In the US, Embroidered Treasures: Birds will be shipping in mid-September from Amazon. I’ve added it to my Needle ‘n Thread Recommendations Page on Amazon, where it’s right at the top of the list. If you pre-order now, it’ll be in your mailbox right around September 18. If, incidentally, there’s a price drop on the book when it is released (which sometimes happens with new releases), it’s normally applied automatically, when the book ships.

This article contains affiliate links to book sources, which means that Needle ‘n Thread receives a small kickback for each purchase made through the link, with no added expense to you. If you shop on Amazon, please consider using my Recommendations Page as a gateway. Every little penny helps keep Needle ‘n Thread afloat! Thanks so much!

 
 

Leave A Comment

Your email address will not be published.
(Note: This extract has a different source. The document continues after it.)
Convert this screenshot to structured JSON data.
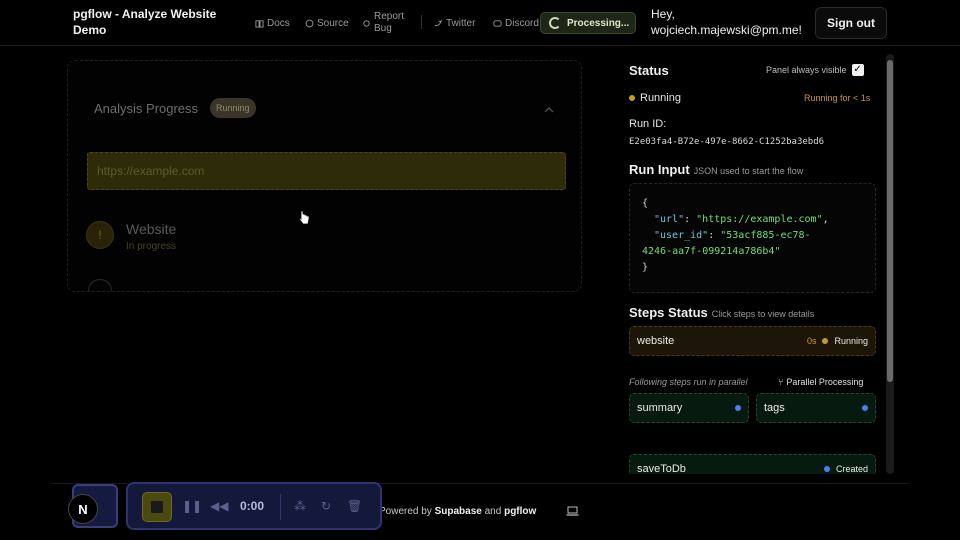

Required fields are marked *

*


(4) Comments

  1. Dear Mary

    Embroidered Treasures looks like and interesting book such beautiful photos of embroidered birds through various eras and a must have for the enthusiast interested in historical embroidery and the development of embroidery. Thanks you for sharing with us the book on historical birds and for the photos and links. I hope you have a great week.

    Regards Anita Simmance

    1
  2. This book looks beautiful. I have the RSN Book of Embroidery, which I think is also (almost) a coffee table book – it’s so fantastic! I’ll have to check this one out.

    your friend in threads,
    Karla

    ps I love the expression on the face of the bottom rooster

    2
  3. Thank you for alerting us to both of these beautiful resources…quite tantalizing and they do look inspirational. I think at least the bird one has found its way onto The List!

    Off topic question: Are you, Mary, or anyone in the community familiar with a pin frame? I saw one online. One takes a simple homemade wooden frame and pads it well, wraps with an outer layer, then stretches and pins ground fabric on it. Apparently was used long ago. Has anyone tried it? Does it manage to keep fabric tight? I can’t think there would be any advantage over tacking the fabric as on an Evertite? Just maybe a lap-soft, inexpensive frame made from items already in craft supplies if it doesn’t need to be constantly readjusted? So many unused picture frames accumulated…
    Thanks!

    Linda

    3
    1. Hi, Linda – I have heard of a pin frame, but it’s not all that different from stretcher bars, with the exception of padding the wooden frame. I haven’t tried it, so I’m not sure how well it would keep the tension. I think this depends on how well it is wrapped with the other layer, and what type of pins are used, etc. I’d definitely use pins that close, somehow, because having pin ends sticking out from a frame while you’re stitching can be problematic – threads will catch on them, and so will your fingers! But it’s worth a try, if you have the supplies. It might be a very economical choice that works well! That said, investing in a pair of Evertites isn’t a bad idea, because they can be used innumerable times, over and over again. I love mine!